Microsoft and NVIDIA use AI to accelerate nuclear energy
Microsoft and NVIDIA announced a partnership on March 24, 2026 aimed at using artificial intelligence to revolutionize nuclear energy development. The collaboration combines generative AI, digital twin simulation, and NVIDIA's Omniverse platform to streamline permitting, design, construction, and operations.
Microsoft President Brad Smith presented the partnership at the CERAWeek conference in Houston, emphasizing its role in expanding nuclear power construction to meet surging demand for always-on, carbon-free energy driven by AI workloads and digital infrastructure.
Early results are already promising. Nuclear startup Aalo Atomics reportedly reduced its permitting workload by 92% using Microsoft's Generative AI for Permitting solution, resulting in estimated annual savings of $80 million. Other organizations including Southern Nuclear and Idaho National Laboratory are also deploying Microsoft's AI tools to improve efficiency.

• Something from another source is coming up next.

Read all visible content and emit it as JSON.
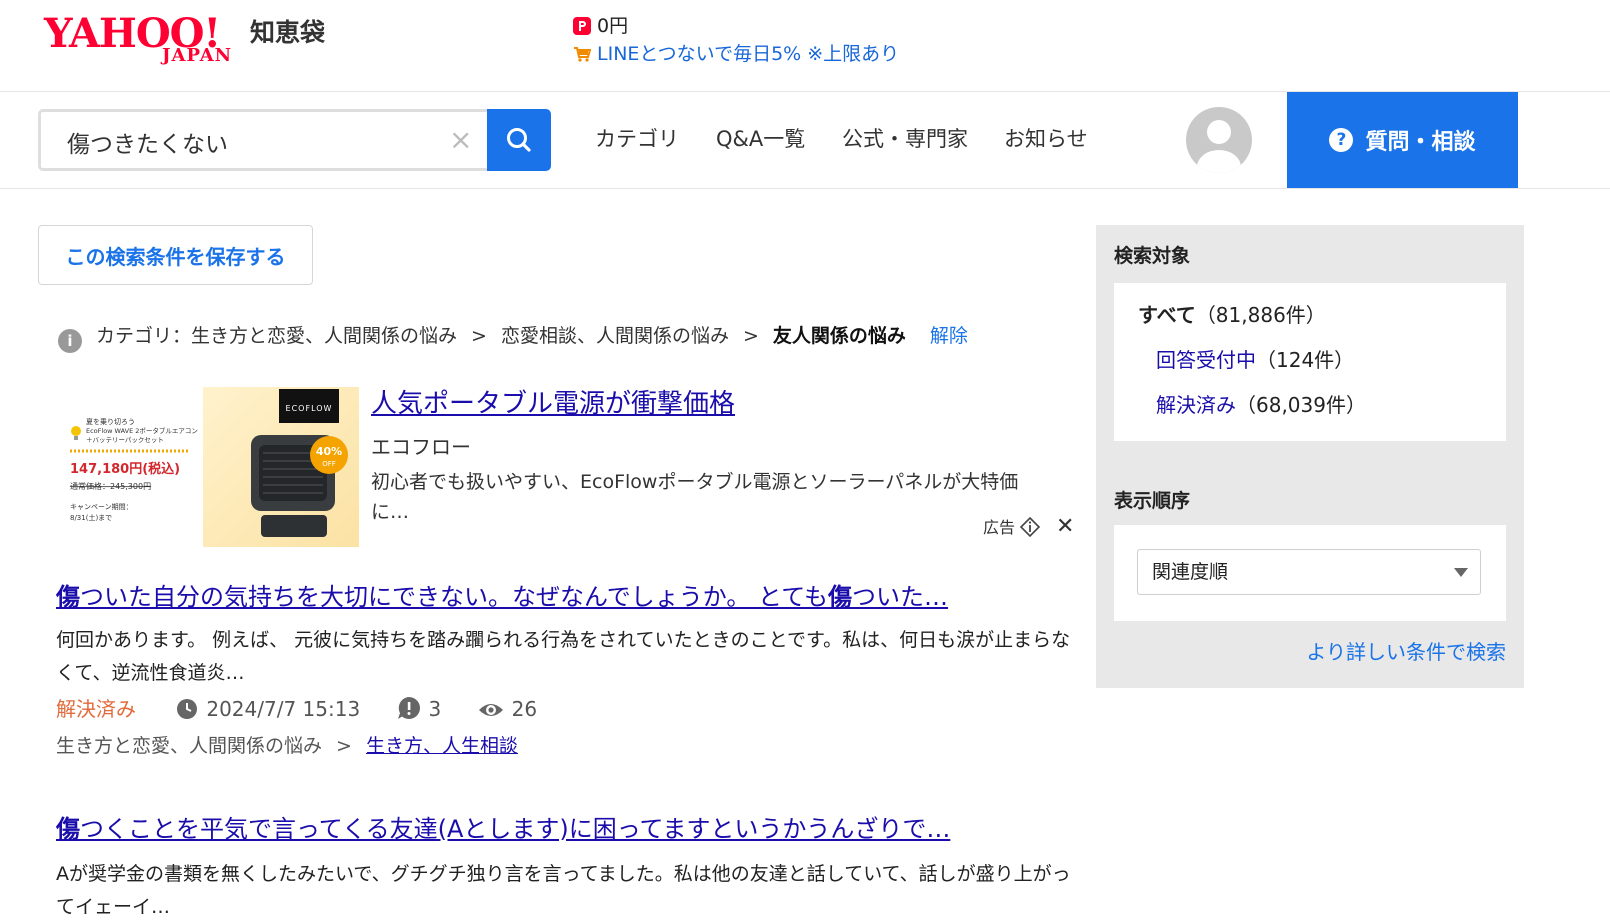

The context matters: AI's massive data centers consume enormous amounts of power, and Big Tech is now turning to nuclear as a carbon-free energy source to meet climate commitments. AI is now being used to build more of the very energy infrastructure that sustains it.
For CIOs working on sustainable IT infrastructure, this points to a clear direction: AI-driven energy solutions will become a strategic asset in the decades ahead — and nuclear is staging a significant comeback.